From 526c810bd7ab9fdab38d5ce279a064b8e5da8bdd Mon Sep 17 00:00:00 2001
From: 游雁 <zhifu.gzf@alibaba-inc.com>
Date: 星期五, 07 六月 2024 18:44:14 +0800
Subject: [PATCH] auto frontend
---
funasr/train_utils/average_nbest_models.py | 13 ++++++++++---
1 files changed, 10 insertions(+), 3 deletions(-)
diff --git a/funasr/train_utils/average_nbest_models.py b/funasr/train_utils/average_nbest_models.py
index 8553baa..67f1e55 100644
--- a/funasr/train_utils/average_nbest_models.py
+++ b/funasr/train_utils/average_nbest_models.py
@@ -16,13 +16,19 @@
from functools import cmp_to_key
-def _get_checkpoint_paths(output_dir: str, last_n: int = 5, use_deepspeed=False):
+def _get_checkpoint_paths(output_dir: str, last_n: int = 5, use_deepspeed=False, **kwargs):
"""
Get the paths of the last 'last_n' checkpoints by parsing filenames
in the output directory.
"""
try:
- checkpoint = torch.load(os.path.join(output_dir, "model.pt"), map_location="cpu")
+ if not use_deepspeed:
+ checkpoint = torch.load(os.path.join(output_dir, "model.pt"), map_location="cpu")
+ else:
+ checkpoint = torch.load(
+ os.path.join(output_dir, "model.pt", "mp_rank_00_model_states.pt"),
+ map_location="cpu",
+ )
avg_keep_nbest_models_type = checkpoint["avg_keep_nbest_models_type"]
val_step_or_eoch = checkpoint[f"val_{avg_keep_nbest_models_type}_step_or_eoch"]
sorted_items = sorted(val_step_or_eoch.items(), key=lambda x: x[1], reverse=True)
@@ -35,6 +41,7 @@
ckpt = os.path.join(output_dir, key)
else:
ckpt = os.path.join(output_dir, key, "mp_rank_00_model_states.pt")

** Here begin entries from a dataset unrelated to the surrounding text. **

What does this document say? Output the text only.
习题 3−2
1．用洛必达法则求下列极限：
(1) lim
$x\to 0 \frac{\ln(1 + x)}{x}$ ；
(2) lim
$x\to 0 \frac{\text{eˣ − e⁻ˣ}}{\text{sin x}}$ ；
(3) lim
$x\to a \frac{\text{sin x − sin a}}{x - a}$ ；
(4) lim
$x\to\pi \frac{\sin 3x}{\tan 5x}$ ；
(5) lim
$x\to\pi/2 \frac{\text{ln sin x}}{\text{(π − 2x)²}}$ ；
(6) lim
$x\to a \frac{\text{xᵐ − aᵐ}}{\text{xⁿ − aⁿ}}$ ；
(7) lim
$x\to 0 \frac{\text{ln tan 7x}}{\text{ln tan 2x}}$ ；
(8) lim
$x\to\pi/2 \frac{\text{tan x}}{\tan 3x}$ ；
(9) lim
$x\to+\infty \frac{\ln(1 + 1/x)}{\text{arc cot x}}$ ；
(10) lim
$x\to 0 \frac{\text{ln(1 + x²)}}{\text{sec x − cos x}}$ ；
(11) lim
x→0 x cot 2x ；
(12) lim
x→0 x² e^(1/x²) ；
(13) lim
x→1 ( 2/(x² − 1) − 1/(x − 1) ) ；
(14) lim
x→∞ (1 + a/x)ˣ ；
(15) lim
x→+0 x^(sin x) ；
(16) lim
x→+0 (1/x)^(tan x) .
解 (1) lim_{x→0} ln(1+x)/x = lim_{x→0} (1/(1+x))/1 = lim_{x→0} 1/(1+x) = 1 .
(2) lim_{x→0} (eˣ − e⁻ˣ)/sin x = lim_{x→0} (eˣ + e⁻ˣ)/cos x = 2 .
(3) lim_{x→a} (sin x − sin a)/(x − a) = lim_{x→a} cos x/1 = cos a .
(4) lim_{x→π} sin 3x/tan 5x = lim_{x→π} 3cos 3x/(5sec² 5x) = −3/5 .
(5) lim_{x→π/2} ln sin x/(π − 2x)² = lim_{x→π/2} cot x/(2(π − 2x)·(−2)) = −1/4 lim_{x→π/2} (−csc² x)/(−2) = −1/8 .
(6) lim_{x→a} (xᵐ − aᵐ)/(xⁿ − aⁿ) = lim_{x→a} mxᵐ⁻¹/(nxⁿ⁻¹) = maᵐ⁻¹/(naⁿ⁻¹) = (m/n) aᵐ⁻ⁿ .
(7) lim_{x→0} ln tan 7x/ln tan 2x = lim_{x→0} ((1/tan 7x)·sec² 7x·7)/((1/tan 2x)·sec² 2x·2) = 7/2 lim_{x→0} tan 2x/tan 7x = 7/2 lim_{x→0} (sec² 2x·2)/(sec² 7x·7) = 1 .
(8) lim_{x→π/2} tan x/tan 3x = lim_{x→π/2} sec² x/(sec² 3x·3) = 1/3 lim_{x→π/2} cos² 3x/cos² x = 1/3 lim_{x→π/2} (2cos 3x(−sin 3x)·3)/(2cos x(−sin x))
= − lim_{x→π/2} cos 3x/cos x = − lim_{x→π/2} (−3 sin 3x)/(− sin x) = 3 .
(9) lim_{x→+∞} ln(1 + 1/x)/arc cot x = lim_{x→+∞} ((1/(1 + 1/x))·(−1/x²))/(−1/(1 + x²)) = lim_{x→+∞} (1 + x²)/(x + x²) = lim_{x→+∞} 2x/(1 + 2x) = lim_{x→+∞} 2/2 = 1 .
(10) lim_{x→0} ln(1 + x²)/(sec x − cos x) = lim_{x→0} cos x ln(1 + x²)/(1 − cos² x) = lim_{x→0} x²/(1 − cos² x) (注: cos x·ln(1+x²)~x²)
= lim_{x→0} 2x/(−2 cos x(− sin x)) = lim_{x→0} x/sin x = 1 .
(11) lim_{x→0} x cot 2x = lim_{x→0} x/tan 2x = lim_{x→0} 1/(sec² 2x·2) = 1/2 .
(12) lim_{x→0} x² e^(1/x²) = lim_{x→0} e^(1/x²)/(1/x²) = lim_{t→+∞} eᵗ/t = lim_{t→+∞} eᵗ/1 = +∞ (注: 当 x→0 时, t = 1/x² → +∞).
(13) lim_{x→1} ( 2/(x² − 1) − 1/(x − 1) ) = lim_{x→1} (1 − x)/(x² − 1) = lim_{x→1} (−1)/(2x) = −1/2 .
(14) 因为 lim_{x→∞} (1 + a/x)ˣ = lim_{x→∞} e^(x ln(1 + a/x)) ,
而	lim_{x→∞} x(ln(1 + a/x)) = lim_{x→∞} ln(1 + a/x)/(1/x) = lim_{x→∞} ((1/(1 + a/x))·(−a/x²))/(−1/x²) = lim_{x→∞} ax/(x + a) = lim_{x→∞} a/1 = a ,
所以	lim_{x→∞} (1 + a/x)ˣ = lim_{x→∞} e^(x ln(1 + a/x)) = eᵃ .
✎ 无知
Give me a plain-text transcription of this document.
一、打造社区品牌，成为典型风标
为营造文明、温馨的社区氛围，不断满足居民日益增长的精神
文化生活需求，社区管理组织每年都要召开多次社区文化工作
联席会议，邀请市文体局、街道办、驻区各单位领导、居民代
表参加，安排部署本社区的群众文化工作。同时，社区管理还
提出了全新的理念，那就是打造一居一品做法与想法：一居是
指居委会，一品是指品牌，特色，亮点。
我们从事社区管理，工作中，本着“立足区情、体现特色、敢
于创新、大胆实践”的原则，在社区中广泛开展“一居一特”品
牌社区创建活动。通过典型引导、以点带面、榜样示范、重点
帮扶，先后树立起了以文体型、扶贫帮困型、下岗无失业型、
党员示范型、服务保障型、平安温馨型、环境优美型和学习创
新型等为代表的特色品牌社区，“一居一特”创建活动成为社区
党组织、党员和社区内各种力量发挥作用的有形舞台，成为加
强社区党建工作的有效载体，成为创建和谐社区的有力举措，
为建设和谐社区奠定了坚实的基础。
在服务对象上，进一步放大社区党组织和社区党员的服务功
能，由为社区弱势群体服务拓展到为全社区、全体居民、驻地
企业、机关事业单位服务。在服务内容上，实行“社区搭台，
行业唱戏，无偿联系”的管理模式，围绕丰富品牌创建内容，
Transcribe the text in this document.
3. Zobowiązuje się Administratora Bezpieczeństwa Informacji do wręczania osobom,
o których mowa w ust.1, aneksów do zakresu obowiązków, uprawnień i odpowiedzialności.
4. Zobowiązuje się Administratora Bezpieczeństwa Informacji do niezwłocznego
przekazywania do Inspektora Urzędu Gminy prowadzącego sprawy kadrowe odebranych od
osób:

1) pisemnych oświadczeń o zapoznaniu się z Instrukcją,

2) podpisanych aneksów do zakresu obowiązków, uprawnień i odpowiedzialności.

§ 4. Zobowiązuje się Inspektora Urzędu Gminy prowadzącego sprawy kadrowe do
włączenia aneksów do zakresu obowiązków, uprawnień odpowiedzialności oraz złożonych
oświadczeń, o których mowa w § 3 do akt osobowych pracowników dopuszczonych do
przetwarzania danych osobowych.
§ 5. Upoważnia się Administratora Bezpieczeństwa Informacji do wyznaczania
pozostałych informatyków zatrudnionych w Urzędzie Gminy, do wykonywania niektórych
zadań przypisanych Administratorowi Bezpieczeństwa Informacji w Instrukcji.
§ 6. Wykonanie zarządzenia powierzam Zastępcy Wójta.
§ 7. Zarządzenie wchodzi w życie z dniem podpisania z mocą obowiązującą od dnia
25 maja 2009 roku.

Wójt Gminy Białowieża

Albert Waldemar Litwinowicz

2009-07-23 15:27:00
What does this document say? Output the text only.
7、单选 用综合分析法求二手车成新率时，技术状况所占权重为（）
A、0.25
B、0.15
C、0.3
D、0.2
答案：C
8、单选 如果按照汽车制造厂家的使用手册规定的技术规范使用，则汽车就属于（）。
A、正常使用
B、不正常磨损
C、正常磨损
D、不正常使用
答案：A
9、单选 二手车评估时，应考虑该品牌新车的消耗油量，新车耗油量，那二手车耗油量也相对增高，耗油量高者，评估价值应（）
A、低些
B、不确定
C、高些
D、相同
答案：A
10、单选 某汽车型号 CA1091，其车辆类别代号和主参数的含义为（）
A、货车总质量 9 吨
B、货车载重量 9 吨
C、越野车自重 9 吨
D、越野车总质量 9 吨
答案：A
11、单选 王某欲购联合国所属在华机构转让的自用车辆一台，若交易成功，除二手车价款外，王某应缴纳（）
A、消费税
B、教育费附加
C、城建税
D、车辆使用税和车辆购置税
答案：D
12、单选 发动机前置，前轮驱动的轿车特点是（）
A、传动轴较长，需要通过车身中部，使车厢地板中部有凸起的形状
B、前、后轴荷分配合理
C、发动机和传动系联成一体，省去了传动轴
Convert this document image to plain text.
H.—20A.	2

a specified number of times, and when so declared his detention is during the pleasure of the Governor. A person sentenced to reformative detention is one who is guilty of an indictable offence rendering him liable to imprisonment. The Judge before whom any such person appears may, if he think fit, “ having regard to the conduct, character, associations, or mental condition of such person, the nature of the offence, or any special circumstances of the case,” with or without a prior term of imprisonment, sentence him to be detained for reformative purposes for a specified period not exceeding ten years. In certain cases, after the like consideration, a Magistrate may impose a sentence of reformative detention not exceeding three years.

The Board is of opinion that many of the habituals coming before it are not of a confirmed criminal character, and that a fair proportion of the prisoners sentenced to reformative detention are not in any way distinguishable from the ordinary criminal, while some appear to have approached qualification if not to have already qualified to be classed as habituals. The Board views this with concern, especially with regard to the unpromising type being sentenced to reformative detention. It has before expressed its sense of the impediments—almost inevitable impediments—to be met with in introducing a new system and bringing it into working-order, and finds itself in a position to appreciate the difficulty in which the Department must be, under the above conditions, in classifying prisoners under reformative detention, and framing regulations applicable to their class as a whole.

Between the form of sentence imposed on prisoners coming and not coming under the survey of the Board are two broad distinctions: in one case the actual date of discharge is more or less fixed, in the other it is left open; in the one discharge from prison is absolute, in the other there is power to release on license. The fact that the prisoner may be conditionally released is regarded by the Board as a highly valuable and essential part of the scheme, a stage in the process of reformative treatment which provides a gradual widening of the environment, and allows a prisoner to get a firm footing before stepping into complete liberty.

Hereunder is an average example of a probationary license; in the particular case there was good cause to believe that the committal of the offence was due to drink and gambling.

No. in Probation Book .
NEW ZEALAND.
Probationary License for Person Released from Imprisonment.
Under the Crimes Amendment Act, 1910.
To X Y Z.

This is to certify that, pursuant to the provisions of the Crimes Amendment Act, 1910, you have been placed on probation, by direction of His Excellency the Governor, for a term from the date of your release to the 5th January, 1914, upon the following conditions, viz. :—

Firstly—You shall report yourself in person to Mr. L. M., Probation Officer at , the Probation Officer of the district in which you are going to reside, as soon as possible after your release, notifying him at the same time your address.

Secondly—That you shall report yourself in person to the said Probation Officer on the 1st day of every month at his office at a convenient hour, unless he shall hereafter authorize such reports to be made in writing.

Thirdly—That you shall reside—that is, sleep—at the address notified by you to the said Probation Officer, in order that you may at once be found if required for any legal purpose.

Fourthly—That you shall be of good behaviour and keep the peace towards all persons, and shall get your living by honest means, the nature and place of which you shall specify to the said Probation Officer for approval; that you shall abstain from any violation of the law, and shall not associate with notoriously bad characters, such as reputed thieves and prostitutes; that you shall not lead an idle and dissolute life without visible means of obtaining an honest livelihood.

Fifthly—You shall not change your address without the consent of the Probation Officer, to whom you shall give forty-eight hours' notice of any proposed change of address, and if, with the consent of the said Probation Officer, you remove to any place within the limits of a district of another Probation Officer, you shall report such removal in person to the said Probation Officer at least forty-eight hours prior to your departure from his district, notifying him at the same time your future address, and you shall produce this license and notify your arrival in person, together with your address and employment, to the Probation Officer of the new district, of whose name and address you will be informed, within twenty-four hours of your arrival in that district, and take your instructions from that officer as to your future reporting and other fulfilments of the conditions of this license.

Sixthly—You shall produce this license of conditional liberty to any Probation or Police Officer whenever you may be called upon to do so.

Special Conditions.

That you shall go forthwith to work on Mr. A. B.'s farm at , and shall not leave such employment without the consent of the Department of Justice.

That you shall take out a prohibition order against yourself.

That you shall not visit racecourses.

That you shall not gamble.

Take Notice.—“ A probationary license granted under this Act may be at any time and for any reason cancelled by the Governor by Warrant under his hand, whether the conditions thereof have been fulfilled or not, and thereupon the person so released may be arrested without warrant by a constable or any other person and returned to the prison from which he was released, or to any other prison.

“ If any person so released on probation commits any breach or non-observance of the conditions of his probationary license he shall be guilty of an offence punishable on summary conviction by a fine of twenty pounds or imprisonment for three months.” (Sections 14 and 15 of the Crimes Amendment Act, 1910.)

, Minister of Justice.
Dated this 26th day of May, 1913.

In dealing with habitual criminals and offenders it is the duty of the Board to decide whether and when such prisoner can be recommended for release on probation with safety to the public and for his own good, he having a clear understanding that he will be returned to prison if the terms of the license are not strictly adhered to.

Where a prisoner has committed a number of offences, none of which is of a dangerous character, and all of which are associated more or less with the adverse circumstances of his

+ checkpoint_paths.append(ckpt)
except:
print(f"{checkpoint} does not exist, avg the lastet checkpoint.")
@@ -55,7 +62,7 @@
Average the last 'last_n' checkpoints' model state_dicts.
If a tensor is of type torch.int, perform sum instead of average.
"""
- checkpoint_paths = _get_checkpoint_paths(output_dir, last_n)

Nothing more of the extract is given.